Jika dilihat lebih jauh, demokrasi memang sudah muncul semenjak Piagam Magna Carta yang membatasi monarki Inggris pada 15 Juni 1215.
Demokrasi memang asik untuk dinikmati sebagai satu konsep, tetapi praktiknya seperti memancing di air keruh.
The Economist Intelligence (EIAU) pada 2021 merilis laporan indeks demokrasi dunia. Dalam data tersebut, Indonesia menduduki peringkat ke-52 dengan skor 6,71 (databoks.katadata.co.id).
EIAU mengelompokkan Indonesia sebagai negara demokrasi yang cacat (flawed democracy). Meskipun cacat, secara statistik indeks demokrasi Indonesia masih lebih baik dari tahun sebelumnya yang berada di peringkat ke-64.
Salah satu alat untuk mengukur indeks demokrasi oleh EIAU adalah pemilu. Semenjak 2004, kita memang dihadapkan dengan kenyataan demokrasi langsung.
Secara konstitusi warga negara memiliki hak untuk dipilih dan memilih pemimpinnya secara langsung melalui bilik suara.
Praktik pemilu langsung ini tidak terlepas dari kesadaran politik warga negara yang terus mengalami pertumbuhan seiring dinamika politik nasional dengan berbagai gesekan maupun tanpa gesekan.
Kita tahu bahwa partisipasi politik pemilih setiap pemilu selalu mengalami kenaikan. Pada pemilu 2019 menyentuh angkah 82 persen.
Ini menandakan, secara kuantitas masyarakat kita perlahan sadar eksistensinya sebagai warga negara untuk menopang berkembangnya demokrasi di republik ini.
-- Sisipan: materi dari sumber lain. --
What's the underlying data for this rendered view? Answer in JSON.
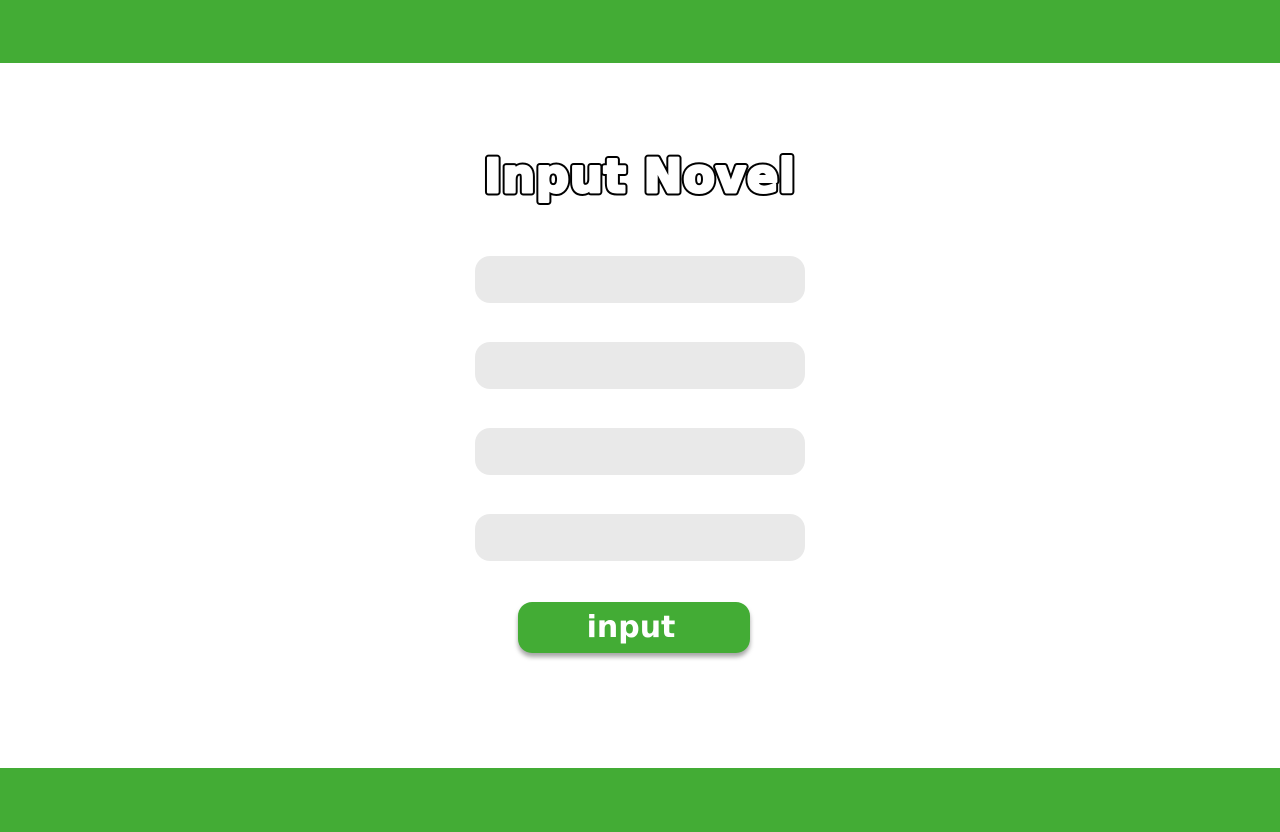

Terlepas dari apakah angka tersebut menunjukan kualitas politik nasional dan lokal kita, tentu itu menjadi indikator analisis tersendiri untuk meninjau sejauh mana kualitas dan pengaruh partisipasi politik pemilih dalam percaturan demokrasi elektoral.
Perkembangan demokrasi Indonesia semenjak reformasi tidak terlepas dari konstelasi pemilihan umum langsung.
Keterlibatan sipil dan partai politik menjadi indikator penting dalam mengaplikasikan konsep demokrasi seperti apa yang diinginkan negeri ini.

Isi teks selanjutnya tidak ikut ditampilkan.